Cumplir sesenta

Una vez mi abuelo Emilio, y de esto hace una eternidad, protestaba indignado frente a un diario; un diario que informaba de que un señor había sido víctima de un diligente carterista, a bordo de un camión urbano. El hecho en sí no podía importarle menos. Lo que le molestaba era que el editor había usado en el encabezado de la información el término “quincuagenario”, como se usaban entonces esos términos: como sinónimo de edad avanzada, de vejez vil o de, como se estila en estos tiempos de molicie: de adultez en plenitud.
Eso debió ser a principios de los años setenta del siglo pasado: yo tendría menos de diez años y el abuelo, debería andar rozando los sesenta, que en esos años era una edad ya respetable; pronto se jubilaría y se pasaría los próximos 22 años refunfuñando, antes de morir ya pasada la ochentena.

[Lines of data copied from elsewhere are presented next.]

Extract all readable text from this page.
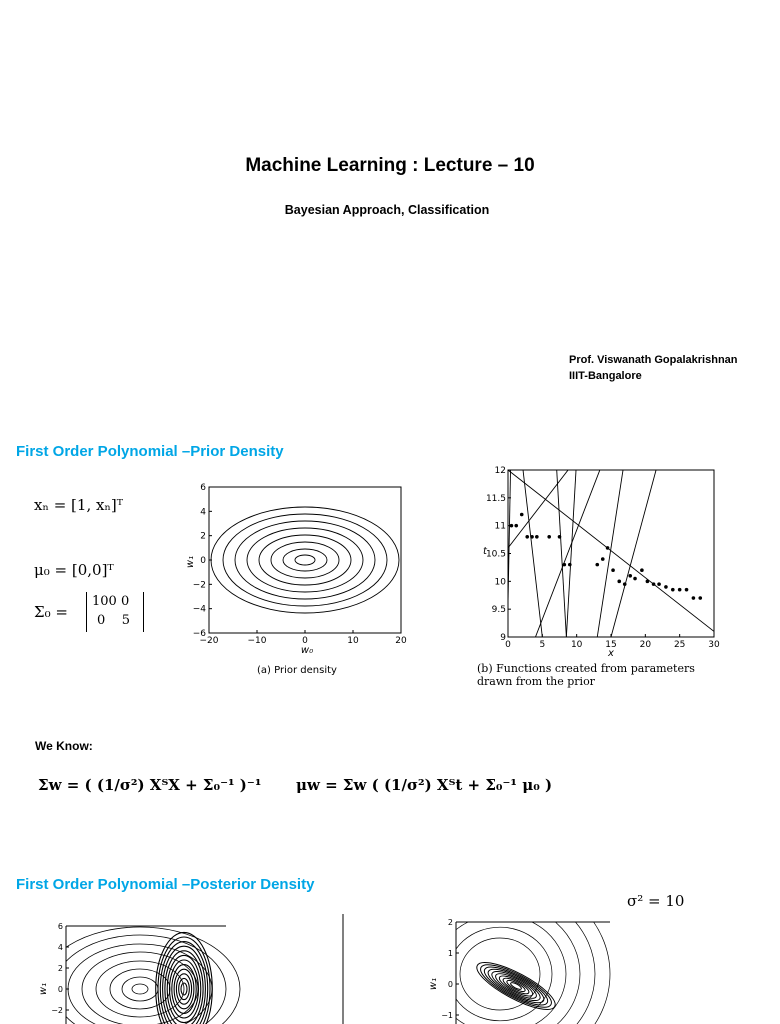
Machine Learning : Lecture – 10
Bayesian Approach, Classification
Prof. Viswanath Gopalakrishnan
IIIT-Bangalore
First Order Polynomial –Prior Density
xₙ = [1, xₙ]ᵀ
μ₀ = [0,0]ᵀ
Σ₀ =
100 0
0    5
−20	−10	0	10	20
6
4
2
0
−2
−4
−6
w₀
w₁
(a) Prior density
0	5	10	15	20	25	30
12
11.5
11
10.5
10
9.5
9
x
t
(b) Functions created from parameters
drawn from the prior
We Know:
Σw = ( (1/σ²) XᵀX + Σ₀⁻¹ )⁻¹ μw = Σw ( (1/σ²) Xᵀt + Σ₀⁻¹ μ₀ )
First Order Polynomial –Posterior Density
σ² = 10
6
4
2
0
−2
w₁
2
1
0
−1
w₁
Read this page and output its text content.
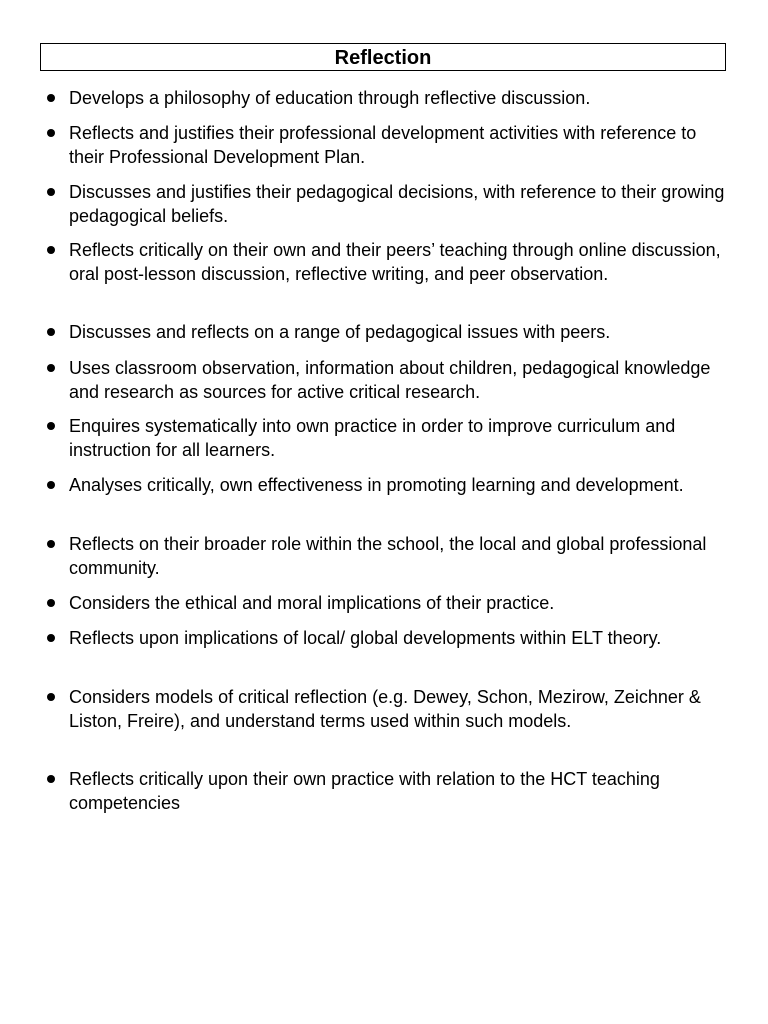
Reflection
Develops a philosophy of education through reflective discussion.
Reflects and justifies their professional development activities with reference to their Professional Development Plan.
Discusses and justifies their pedagogical decisions, with reference to their growing pedagogical beliefs.
Reflects critically on their own and their peers’ teaching through online discussion, oral post-lesson discussion, reflective writing, and peer observation.
Discusses and reflects on a range of pedagogical issues with peers.
Uses classroom observation, information about children, pedagogical knowledge and research as sources for active critical research.
Enquires systematically into own practice in order to improve curriculum and instruction for all learners.
Analyses critically, own effectiveness in promoting learning and development.
Reflects on their broader role within the school, the local and global professional community.
Considers the ethical and moral implications of their practice.
Reflects upon implications of local/ global developments within ELT theory.
Considers models of critical reflection (e.g. Dewey, Schon, Mezirow, Zeichner & Liston, Freire), and understand terms used within such models.
Reflects critically upon their own practice with relation to the HCT teaching competencies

El asunto es que hoy me desperté al clarear la mañana, salí de la cama con dificultad y lo primero que hice fue ir al cuarto de baño a verme en el espejo: estaba despeinado, con los ojos hinchados, pero puedo asegurar que estaba igualito al que se vio, en las mismas condiciones, la mañana del domingo. La diferencia, que no sabía el espejo, es que la mañana dominical era un señor de 59 años y hoy soy uno de sesenta, según consta en mi acta de nacimiento.
Como la efeméride particular caía en lunes, y yo este lunes tengo muchas cosas que hacer, algo festejé el fin de semana; prueba de que la edad no es sinónimo de sabiduría, ni mucho menos, el domingo en la tarde me puse a revisar unos ensayos de mis alumnos colombianos, y al caer la noche me fui a la cocina a ver el juego de futbol (sin tilde por favor) americano y a beberme unos tequilas, con la intención de llegar a las doce e irme a dormir ya sexagenario: ni siquiera llegué a las once y desperté, como dije, con el rostro marchito y un poco resacoso.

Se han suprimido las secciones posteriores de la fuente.